Es ist hier nicht der Platz, die sehr subtilen und messerscharfen Gedanken Heinrichs wiederzugeben, er arbeitet heraus, wie Johannes die jüdische Religion zu einer im Irrtum befangenen Vorläufer-Religion des Christentums macht, die die Wahrheit (in Christus) verfehlt. Die diskriminierende und unselige Trennung des „Alten“ Testaments, in dem ein rächender Gott herrscht, von einem „Neuen“ Testament, in dem ein gottgleicher Jesus Gnade und Liebe verkündet, hat hier ihren Ursprung: Den Juden wird das kalte Parterre von Gesetz und Gesetzesgehorsam zugewiesen, während die Christen im Gnadenzimmer, in der Lounge von Nächstenliebe und Barmherzigkeit Platz nehmen dürfen. “Keine Schrift des Neuen Testaments hat eine so heillose Situation geschaffen, die bis heute die unsere ist…“ schreibt Heinrich.
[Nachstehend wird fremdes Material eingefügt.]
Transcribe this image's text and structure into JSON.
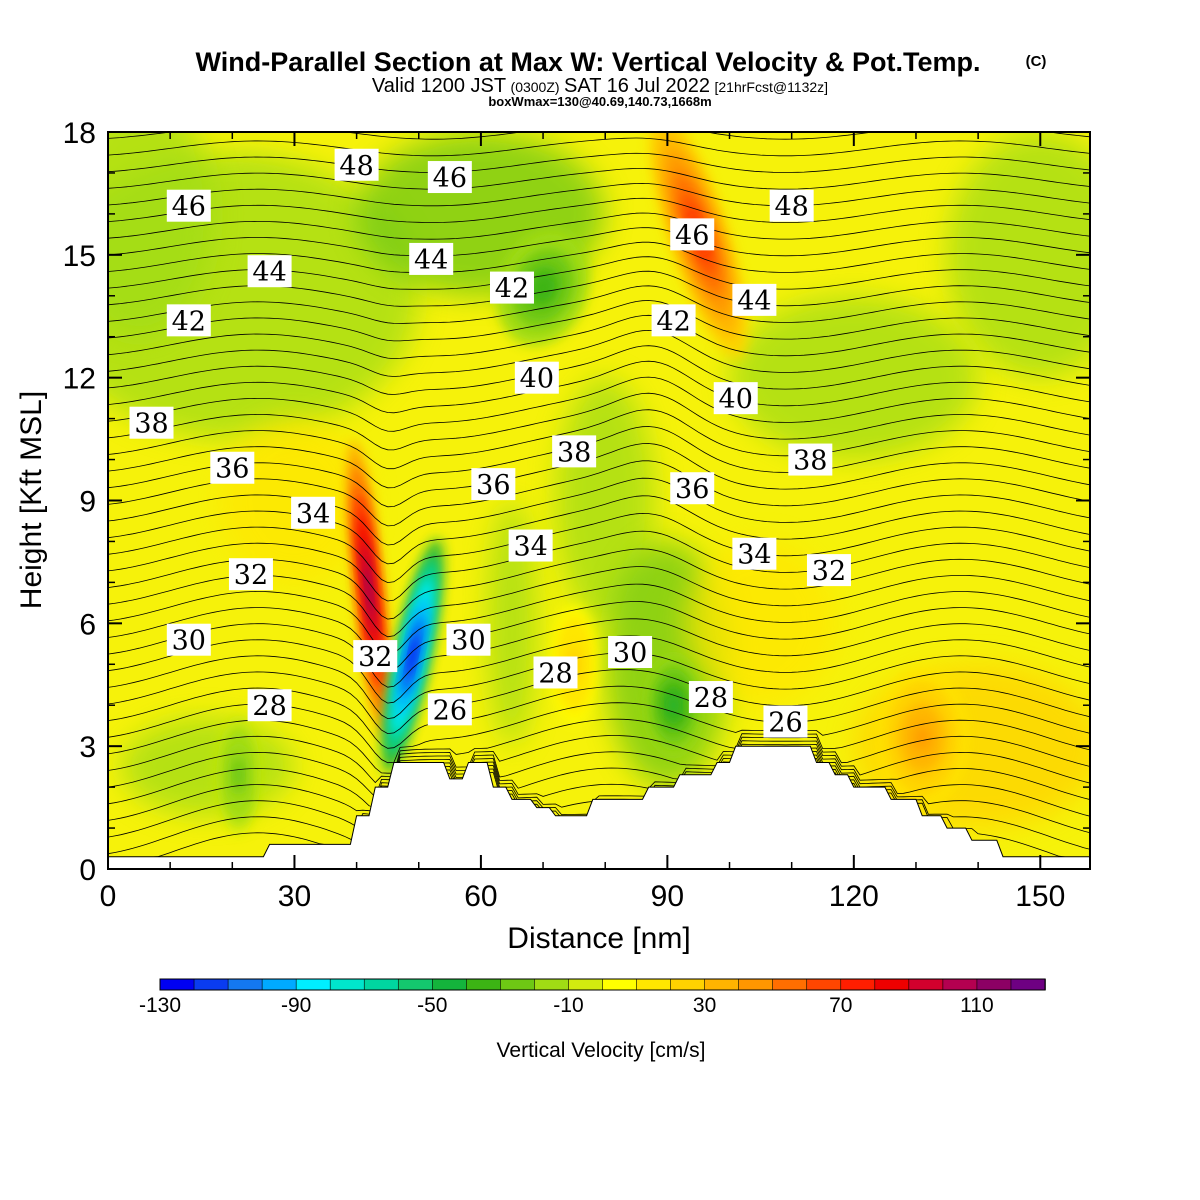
{
  "chart_data": {
    "type": "heatmap",
    "title": "Wind-Parallel Section at Max W: Vertical Velocity & Pot.Temp.",
    "title_mark": "(C)",
    "subtitle_main": "Valid 1200 JST",
    "subtitle_z": "(0300Z)",
    "subtitle_date": "SAT 16 Jul 2022",
    "subtitle_fcst": "[21hrFcst@1132z]",
    "subtitle2": "boxWmax=130@40.69,140.73,1668m",
    "xlabel": "Distance [nm]",
    "ylabel": "Height [Kft MSL]",
    "xlim": [
      0,
      158
    ],
    "ylim": [
      0,
      18
    ],
    "x_ticks": [
      0,
      30,
      60,
      90,
      120,
      150
    ],
    "y_ticks": [
      0,
      3,
      6,
      9,
      12,
      15,
      18
    ],
    "colorbar": {
      "label": "Vertical Velocity [cm/s]",
      "min": -130,
      "max": 130,
      "step": 10,
      "tick_labels": [
        -130,
        -90,
        -50,
        -10,
        30,
        70,
        110
      ],
      "colors": [
        "#0000f2",
        "#0a3cf0",
        "#1478f0",
        "#00aaff",
        "#00eeff",
        "#00e6cc",
        "#00d6a0",
        "#14c86e",
        "#14b43c",
        "#3cb414",
        "#6ec814",
        "#a0dc14",
        "#d2eb0f",
        "#ffff00",
        "#ffe600",
        "#ffd200",
        "#ffb400",
        "#ff9600",
        "#ff6e00",
        "#ff4600",
        "#ff1e00",
        "#ee0000",
        "#d2002d",
        "#b40050",
        "#8c0064",
        "#6e0082"
      ]
    },
    "terrain_kft": [
      [
        0,
        0.3
      ],
      [
        25,
        0.3
      ],
      [
        26,
        0.6
      ],
      [
        39,
        0.6
      ],
      [
        40,
        1.3
      ],
      [
        42,
        1.3
      ],
      [
        43,
        2.0
      ],
      [
        45,
        2.0
      ],
      [
        46,
        2.6
      ],
      [
        54,
        2.6
      ],
      [
        55,
        2.2
      ],
      [
        57,
        2.2
      ],
      [
        58,
        2.6
      ],
      [
        61,
        2.6
      ],
      [
        62,
        2.0
      ],
      [
        64,
        2.0
      ],
      [
        65,
        1.7
      ],
      [
        68,
        1.7
      ],
      [
        69,
        1.5
      ],
      [
        71,
        1.5
      ],
      [
        72,
        1.3
      ],
      [
        77,
        1.3
      ],
      [
        78,
        1.7
      ],
      [
        86,
        1.7
      ],
      [
        87,
        2.0
      ],
      [
        91,
        2.0
      ],
      [
        92,
        2.3
      ],
      [
        97,
        2.3
      ],
      [
        98,
        2.6
      ],
      [
        100,
        2.6
      ],
      [
        101,
        3.0
      ],
      [
        113,
        3.0
      ],
      [
        114,
        2.6
      ],
      [
        116,
        2.6
      ],
      [
        117,
        2.3
      ],
      [
        119,
        2.3
      ],
      [
        120,
        2.0
      ],
      [
        125,
        2.0
      ],
      [
        126,
        1.7
      ],
      [
        130,
        1.7
      ],
      [
        131,
        1.3
      ],
      [
        134,
        1.3
      ],
      [
        135,
        1.0
      ],
      [
        138,
        1.0
      ],
      [
        139,
        0.7
      ],
      [
        143,
        0.7
      ],
      [
        144,
        0.3
      ],
      [
        150,
        0.3
      ],
      [
        158,
        0.3
      ]
    ],
    "vertical_velocity_features": [
      {
        "x": 42,
        "y": 6.8,
        "value": 115
      },
      {
        "x": 49,
        "y": 5.2,
        "value": -130
      },
      {
        "x": 95,
        "y": 15.5,
        "value": 75
      },
      {
        "x": 70,
        "y": 14.2,
        "value": -35
      },
      {
        "x": 91,
        "y": 4.0,
        "value": -45
      },
      {
        "x": 131,
        "y": 3.2,
        "value": 40
      },
      {
        "x": 75,
        "y": 5.0,
        "value": 25
      },
      {
        "x": 21,
        "y": 2.3,
        "value": -25
      }
    ],
    "theta_contour_labels": [
      {
        "value": 48,
        "x": 40,
        "y": 17.2
      },
      {
        "value": 46,
        "x": 55,
        "y": 16.9
      },
      {
        "value": 46,
        "x": 13,
        "y": 16.2
      },
      {
        "value": 48,
        "x": 110,
        "y": 16.2
      },
      {
        "value": 46,
        "x": 94,
        "y": 15.5
      },
      {
        "value": 44,
        "x": 52,
        "y": 14.9
      },
      {
        "value": 44,
        "x": 26,
        "y": 14.6
      },
      {
        "value": 42,
        "x": 65,
        "y": 14.2
      },
      {
        "value": 44,
        "x": 104,
        "y": 13.9
      },
      {
        "value": 42,
        "x": 13,
        "y": 13.4
      },
      {
        "value": 42,
        "x": 91,
        "y": 13.4
      },
      {
        "value": 40,
        "x": 69,
        "y": 12.0
      },
      {
        "value": 40,
        "x": 101,
        "y": 11.5
      },
      {
        "value": 38,
        "x": 7,
        "y": 10.9
      },
      {
        "value": 38,
        "x": 75,
        "y": 10.2
      },
      {
        "value": 38,
        "x": 113,
        "y": 10.0
      },
      {
        "value": 36,
        "x": 20,
        "y": 9.8
      },
      {
        "value": 36,
        "x": 62,
        "y": 9.4
      },
      {
        "value": 36,
        "x": 94,
        "y": 9.3
      },
      {
        "value": 34,
        "x": 33,
        "y": 8.7
      },
      {
        "value": 34,
        "x": 68,
        "y": 7.9
      },
      {
        "value": 34,
        "x": 104,
        "y": 7.7
      },
      {
        "value": 32,
        "x": 23,
        "y": 7.2
      },
      {
        "value": 32,
        "x": 116,
        "y": 7.3
      },
      {
        "value": 32,
        "x": 43,
        "y": 5.2
      },
      {
        "value": 30,
        "x": 13,
        "y": 5.6
      },
      {
        "value": 30,
        "x": 58,
        "y": 5.6
      },
      {
        "value": 30,
        "x": 84,
        "y": 5.3
      },
      {
        "value": 28,
        "x": 72,
        "y": 4.8
      },
      {
        "value": 28,
        "x": 97,
        "y": 4.2
      },
      {
        "value": 28,
        "x": 26,
        "y": 4.0
      },
      {
        "value": 26,
        "x": 55,
        "y": 3.9
      },
      {
        "value": 26,
        "x": 109,
        "y": 3.6
      }
    ]
  }
}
Wir kennen die Konsequenzen dieses Denkens: Das religiös begründete Ressentiment gegen ‚die Juden‘ als eine Grundströmung des Antisemitismus. 

Man sollte diesen Gedenkstein auf dem Riensberger Friedhof unter Denkmalsschutz stellen:

Er ist das Denkmal eines sehr selbstgewissen Protestantismus, der noch seine fatalen Seiten als ein stolzes Bekenntnis ausstellt.